One large study evaluated the specific effects of soy isoflavone supplements on thyroid function. Postmenopausal women between the ages of 64 and 83 were given daily doses of 90 mg of soy isoflavones or a placebo. Thyroid hormone levels were tested at baseline and again at 90 and 180 days. After six months, any differences in thyroid hormones between the groups were statistically indistinguishable.
Today, most experts agree that soy foods and isolated soy protein have little if any effect on thyroid function in normal, healthy adults. That said, the potential for soy isoflavones to disrupt thyroid function should not be ignored by people who have compromised thyroid function and/or people with suboptimal iodine status. But these groups aside, we contend that soy is a good source of protein when consumed in moderate amounts as part of a healthy, balanced diet.
In support of this position, note that Asian populations have a long history of consuming soy products without significant occurrence of goiter. This also holds true for vegetarians who consume not only higher levels of soy, but high levels of fruits and vegetables that contain other flavonoids known to inhibit thyroid enzyme activity. These flavonoids include kaempferol (found in apples, onions, green tea), naringenin (found in citrus fruits), and quercetin (found in fruits and berries). Such compounds are widely distributed in plant-derived foods and are consumed at relatively high levels (up to 1 gram or more per day) by vegetarians and vegans. Despite this, vegetarian diets have not been linked with decreased thyroid function.
Plants store phosphorus, an essential nutrient for plants and animals, in their seeds to support the growth of young seedlings. This phosphorus is stored in the form of phytate (inositol hexametaphosphate). Plant phytates are considered by some to be “anti-nutrients” because phytates consumed in the human diet can complex with essential minerals like iron and zinc and inhibit absorption in the gut. Others, however, consider phytates to be important food constituents that act not only as natural food-preserving antioxidants, but also help reduce risk of heart disease and cancer in those who consume whole grains, beans, seeds and nuts.
Soybeans contain significant amounts of phytate (1.3-1.4%), and some point to this as a reason to avoid soy foods. However, it is important to note that most whole grains, beans, seeds, and nuts are also rich in phytates (Table 1), and there is a wealth of science to support the fact that these foods are important constituents of a healthy, well-balanced diet that supports longevity and reduced disease risk.
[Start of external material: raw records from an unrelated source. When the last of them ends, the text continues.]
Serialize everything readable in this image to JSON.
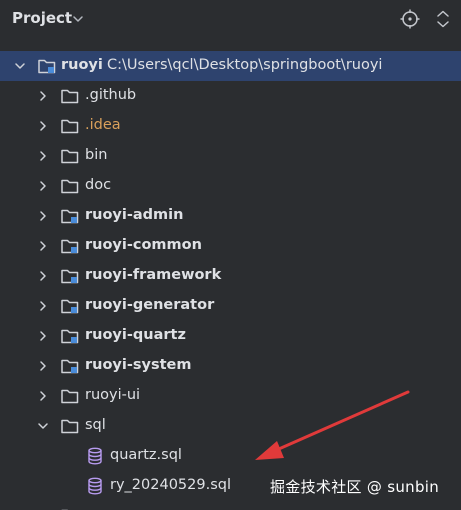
{
  "header": {
    "title": "Project",
    "actions": [
      "locate-icon",
      "expand-collapse-icon"
    ]
  },
  "tree": {
    "root": {
      "name": "ruoyi",
      "path": "C:\\Users\\qcl\\Desktop\\springboot\\ruoyi"
    },
    "children": [
      {
        "name": ".github"
      },
      {
        "name": ".idea"
      },
      {
        "name": "bin"
      },
      {
        "name": "doc"
      },
      {
        "name": "ruoyi-admin"
      },
      {
        "name": "ruoyi-common"
      },
      {
        "name": "ruoyi-framework"
      },
      {
        "name": "ruoyi-generator"
      },
      {
        "name": "ruoyi-quartz"
      },
      {
        "name": "ruoyi-system"
      },
      {
        "name": "ruoyi-ui"
      },
      {
        "name": "sql"
      }
    ],
    "sql_files": [
      {
        "name": "quartz.sql"
      },
      {
        "name": "ry_20240529.sql"
      }
    ]
  },
  "watermark": "掘金技术社区 @ sunbin",
  "colors": {
    "background": "#2b2d30",
    "selected_row": "#2e436e",
    "text": "#dfe1e5",
    "idea_text": "#d9a05b",
    "annotation_arrow": "#e03a3a"
  }
}
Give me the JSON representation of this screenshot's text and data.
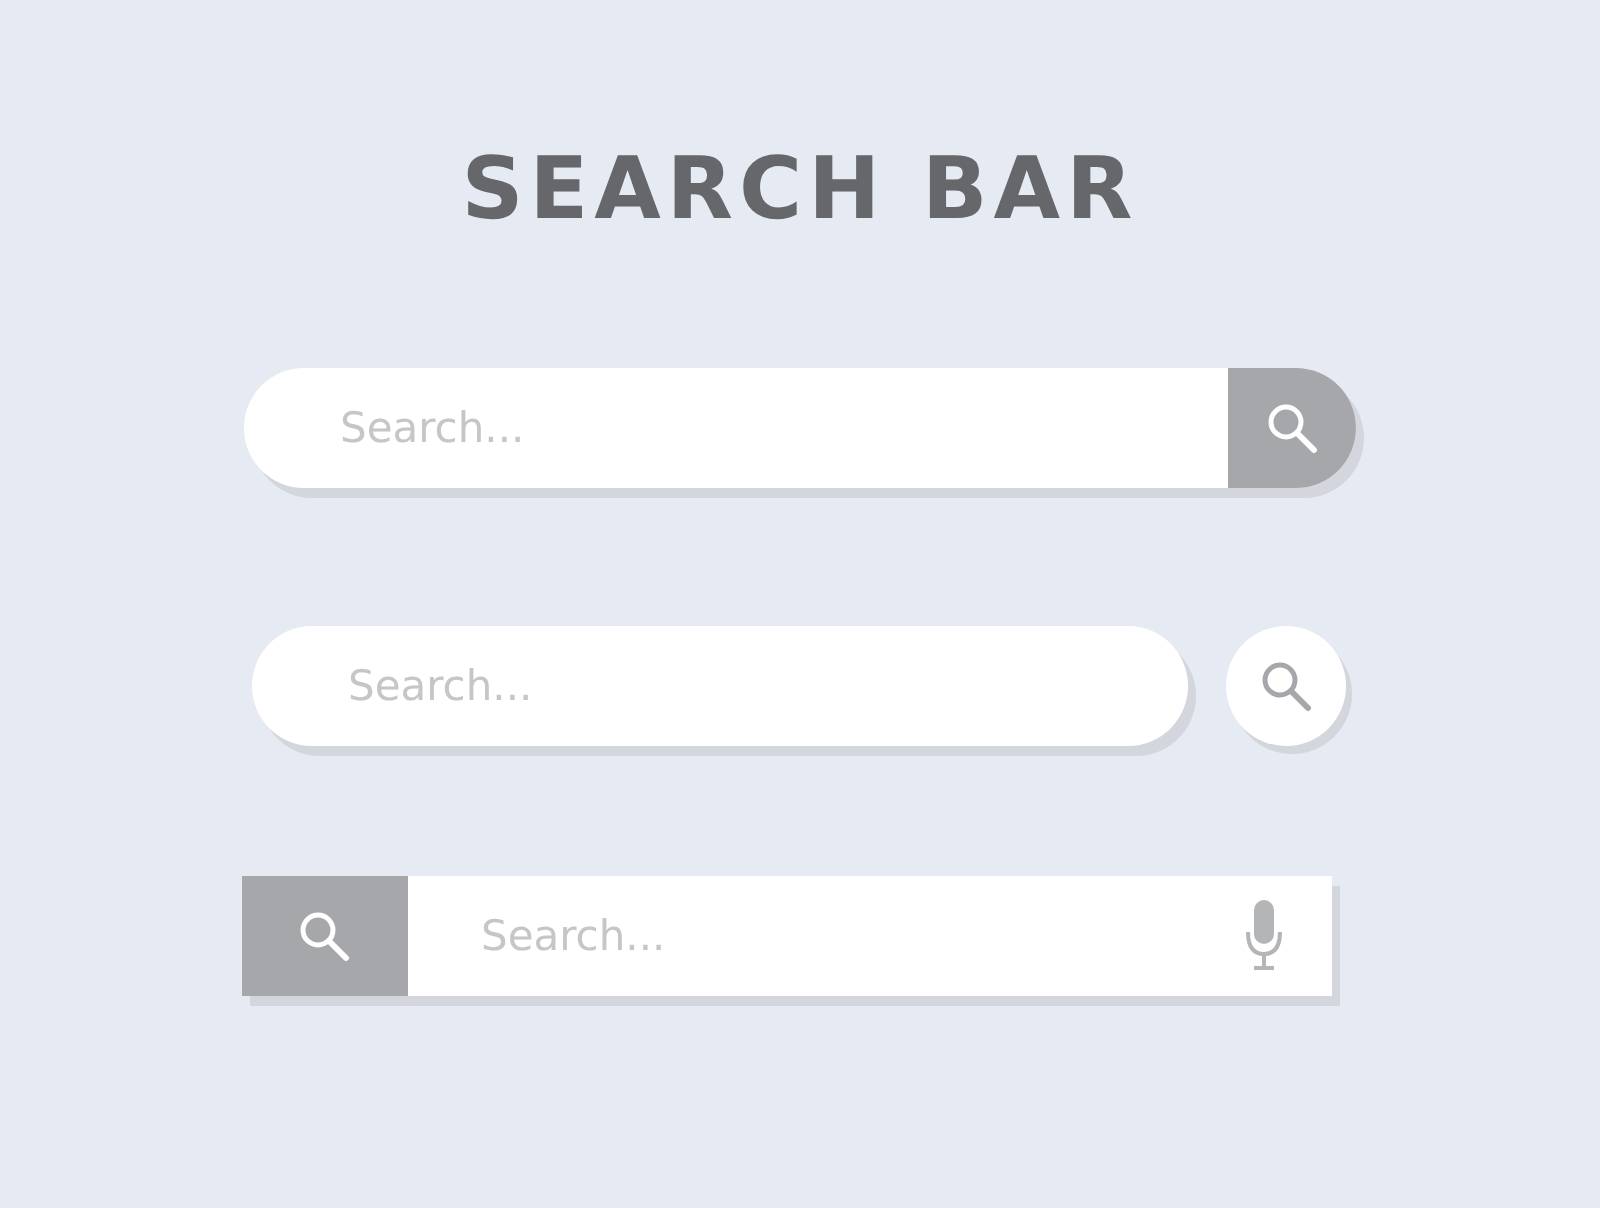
{
  "title": "SEARCH BAR",
  "search_bars": [
    {
      "kind": "attached",
      "placeholder": "Search..."
    },
    {
      "kind": "separate",
      "placeholder": "Search..."
    },
    {
      "kind": "square",
      "placeholder": "Search..."
    }
  ]
}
As such, it is difficult to argue that soy should be avoided based on its phytate content when so many healthy foods contain comparable levels of phytates.
It is also important to note that on a percent basis, isolated soy protein contains far less phytate than do whole soybeans.
Table 1. Phytate contents of some common grains, beans, and nuts. Values from NR Reddy and SK Sathe (eds). Food Phytates. CRC Press, 2001.
Phytate Content (%)
|Soy Protein Isolates||
|Small White Beans||
|Great Northern Beans||
Soy and Chronic Disease Risk with an Emphasis on Breast Cancer
The association between soy consumption and chronic disease risk is controversial. Epidemiological research suggests that soy consumption is associated with reduced risk of heart disease, osteoporosis, and some cancers, but the mechanisms underlying these relationships are unclear. Is soy itself beneficial, or do these protective associations exist because those who eat higher amounts of soy also eat lower amounts of animal protein and fat? Both factors are likely involved, but enough research exists to indicate that soy protein and soy isoflavones likely provide some direct benefits.
Cardiovascular Disease: With respect to heart disease, soy protein consumption has been linked to modest (3-5%) decreases in serum LDL cholesterol. Soy isoflavones may play some role in maintaining vascular function and preventing arterial stiffness, but the clinical significance of these benefits has not been defined.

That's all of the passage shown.